A U.S. Coast Guard helicopter hovers over a rescue below Pyramid Mountain on Kodiak Island. Tom Herndon was airlifted from the waterfall (lower left). (Photo by Mark Witteveen) Published: October 17, 2004
Vertical redemption
Kodiak researcher climbs to man stuck on waterfall
By CRAIG MEDRED
Anchorage Daily News
(Published: October 17, 2004)
A Sunday of sightseeing at Anton Larsen Bay was over, and Loren Buck was headed home for Kodiak, rattling along a gravel road with the window down on his beater of a pickup, when he thought he heard a scream for help. "Couldn't be," he thought, but he instinctively slammed the 1988 Dodge to a stop.
"I hit the brakes," he said, "thinking, 'Did I really hear that?' "
With Buck in the cab of the truck was visiting Montana friend Joel Long, who'd been admiring the stunning scenery of the Emerald Isle. The sudden stop took Long by surprise, but Buck told him, "I thought I heard somebody calling for help."
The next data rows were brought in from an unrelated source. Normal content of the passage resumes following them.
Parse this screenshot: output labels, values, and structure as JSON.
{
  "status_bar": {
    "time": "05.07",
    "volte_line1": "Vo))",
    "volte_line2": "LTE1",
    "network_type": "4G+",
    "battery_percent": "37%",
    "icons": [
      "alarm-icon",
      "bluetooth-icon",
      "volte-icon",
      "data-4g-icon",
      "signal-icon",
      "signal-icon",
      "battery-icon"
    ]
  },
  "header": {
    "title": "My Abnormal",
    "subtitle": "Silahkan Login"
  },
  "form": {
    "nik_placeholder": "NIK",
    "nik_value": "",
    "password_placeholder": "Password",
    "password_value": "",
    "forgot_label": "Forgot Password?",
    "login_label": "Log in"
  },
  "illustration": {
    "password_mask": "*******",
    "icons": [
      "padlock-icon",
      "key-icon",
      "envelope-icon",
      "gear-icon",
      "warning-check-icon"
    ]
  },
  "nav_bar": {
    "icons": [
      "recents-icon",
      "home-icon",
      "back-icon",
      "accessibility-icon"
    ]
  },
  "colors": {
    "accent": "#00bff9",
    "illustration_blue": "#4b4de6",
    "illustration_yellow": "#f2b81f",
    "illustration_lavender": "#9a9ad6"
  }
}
With the pickup now stopped and the engine off, the two men jumped out to listen. From somewhere beneath a waterfall on the south flank of Pyramid Mountain high above the road came another shout. The sound drew their attention to the slope a quarter mile away.
"I saw this human figure in the middle of a waterfall," Buck said.
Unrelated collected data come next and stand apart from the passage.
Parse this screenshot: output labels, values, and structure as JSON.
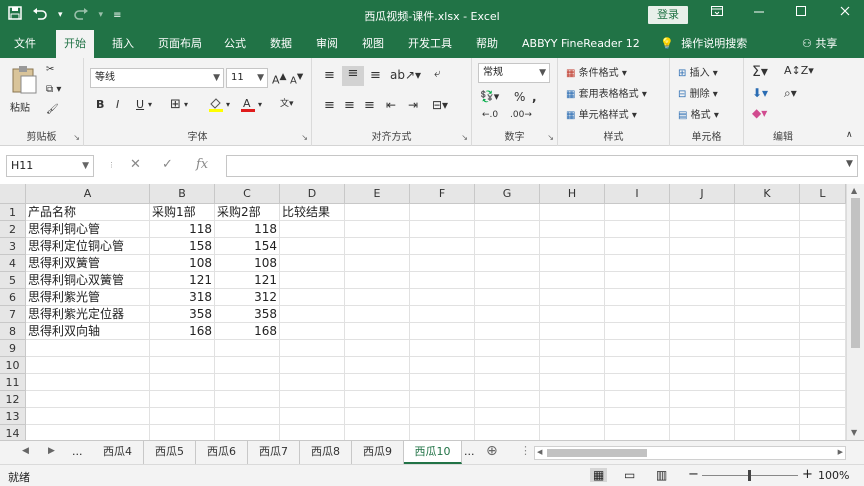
{
  "titlebar": {
    "title": "西瓜视频-课件.xlsx  -  Excel",
    "login_label": "登录",
    "qat_icons": [
      "save-icon",
      "undo-icon",
      "redo-icon",
      "customize-icon"
    ],
    "controls": [
      "ribbon-display-icon",
      "minimize-icon",
      "maximize-icon",
      "close-icon"
    ]
  },
  "tabs": [
    "文件",
    "开始",
    "插入",
    "页面布局",
    "公式",
    "数据",
    "审阅",
    "视图",
    "开发工具",
    "帮助",
    "ABBYY FineReader 12"
  ],
  "active_tab": "开始",
  "tellme": "操作说明搜索",
  "share": "共享",
  "ribbon": {
    "clipboard": {
      "label": "剪贴板",
      "paste": "粘贴"
    },
    "font": {
      "label": "字体",
      "name": "等线",
      "size": "11",
      "bold": "B",
      "italic": "I",
      "underline": "U"
    },
    "alignment": {
      "label": "对齐方式"
    },
    "number": {
      "label": "数字",
      "format": "常规",
      "percent": "%"
    },
    "styles": {
      "label": "样式",
      "conditional": "条件格式",
      "table": "套用表格格式",
      "cell": "单元格样式"
    },
    "cells": {
      "label": "单元格",
      "insert": "插入",
      "delete": "删除",
      "format": "格式"
    },
    "editing": {
      "label": "编辑"
    }
  },
  "formula_bar": {
    "namebox": "H11",
    "cancel": "✕",
    "enter": "✓",
    "fx": "fx",
    "value": ""
  },
  "grid": {
    "columns": [
      "A",
      "B",
      "C",
      "D",
      "E",
      "F",
      "G",
      "H",
      "I",
      "J",
      "K",
      "L"
    ],
    "row_numbers": [
      "1",
      "2",
      "3",
      "4",
      "5",
      "6",
      "7",
      "8",
      "9",
      "10",
      "11",
      "12",
      "13",
      "14"
    ],
    "headers": [
      "产品名称",
      "采购1部",
      "采购2部",
      "比较结果"
    ],
    "rows": [
      [
        "思得利铜心管",
        "118",
        "118"
      ],
      [
        "思得利定位铜心管",
        "158",
        "154"
      ],
      [
        "思得利双簧管",
        "108",
        "108"
      ],
      [
        "思得利铜心双簧管",
        "121",
        "121"
      ],
      [
        "思得利紫光管",
        "318",
        "312"
      ],
      [
        "思得利紫光定位器",
        "358",
        "358"
      ],
      [
        "思得利双向轴",
        "168",
        "168"
      ]
    ]
  },
  "sheets": {
    "nav_more_left": "...",
    "tabs": [
      "西瓜4",
      "西瓜5",
      "西瓜6",
      "西瓜7",
      "西瓜8",
      "西瓜9",
      "西瓜10"
    ],
    "active": "西瓜10",
    "nav_more_right": "...",
    "add": "⊕"
  },
  "status": {
    "ready": "就绪",
    "zoom": "100%",
    "zoom_minus": "−",
    "zoom_plus": "+"
  }
}
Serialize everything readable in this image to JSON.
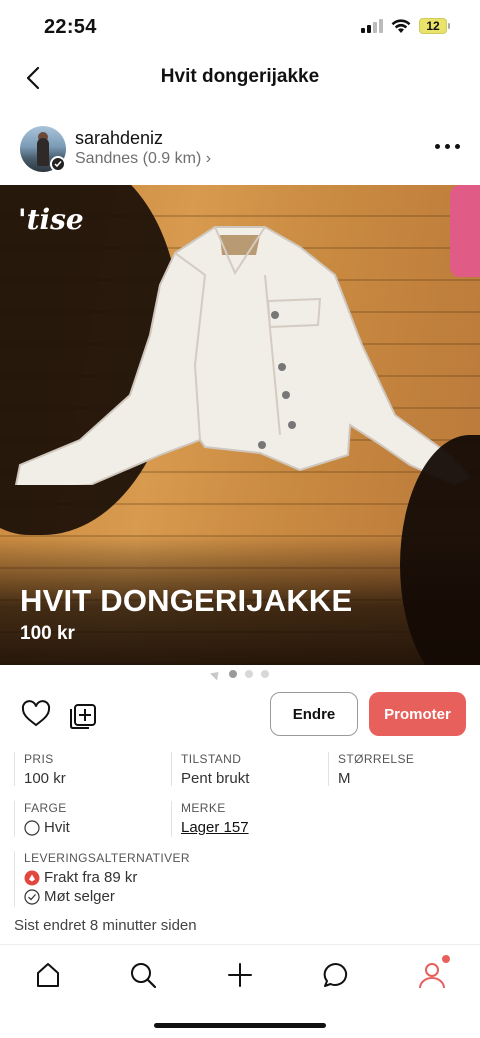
{
  "status_bar": {
    "time": "22:54",
    "battery_level": "12"
  },
  "header": {
    "title": "Hvit dongerijakke"
  },
  "seller": {
    "username": "sarahdeniz",
    "location": "Sandnes (0.9 km)",
    "location_chevron": "›"
  },
  "listing": {
    "brand_overlay": "'tise",
    "title": "HVIT DONGERIJAKKE",
    "price": "100 kr"
  },
  "carousel": {
    "count": 3,
    "active_index": 0
  },
  "actions": {
    "edit_label": "Endre",
    "promote_label": "Promoter"
  },
  "attributes": {
    "price": {
      "label": "PRIS",
      "value": "100 kr"
    },
    "condition": {
      "label": "TILSTAND",
      "value": "Pent brukt"
    },
    "size": {
      "label": "STØRRELSE",
      "value": "M"
    },
    "color": {
      "label": "FARGE",
      "value": "Hvit",
      "swatch": "#ffffff"
    },
    "brand": {
      "label": "MERKE",
      "value": "Lager 157"
    }
  },
  "delivery": {
    "label": "LEVERINGSALTERNATIVER",
    "shipping": "Frakt fra 89 kr",
    "meetup": "Møt selger"
  },
  "updated_text": "Sist endret 8 minutter siden",
  "colors": {
    "accent": "#e8605c",
    "text": "#111111",
    "muted": "#6f6f6f"
  },
  "tab_bar": {
    "items": [
      "home-icon",
      "search-icon",
      "plus-icon",
      "chat-icon",
      "profile-icon"
    ],
    "profile_has_notification": true
  }
}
As other cars traveling the road began to pull in behind the parked pickup, he did what he says anyone would have done. He led Long into a thicket of salmonberry bushes and alders.
And they started climbing.
It didn't take long to conclude the mountain was dangerously steep. Buck told Long and Coast Guard Petty Officer Adam Morotti, who'd stopped his car and followed them into the brush, to go back to the road and get help.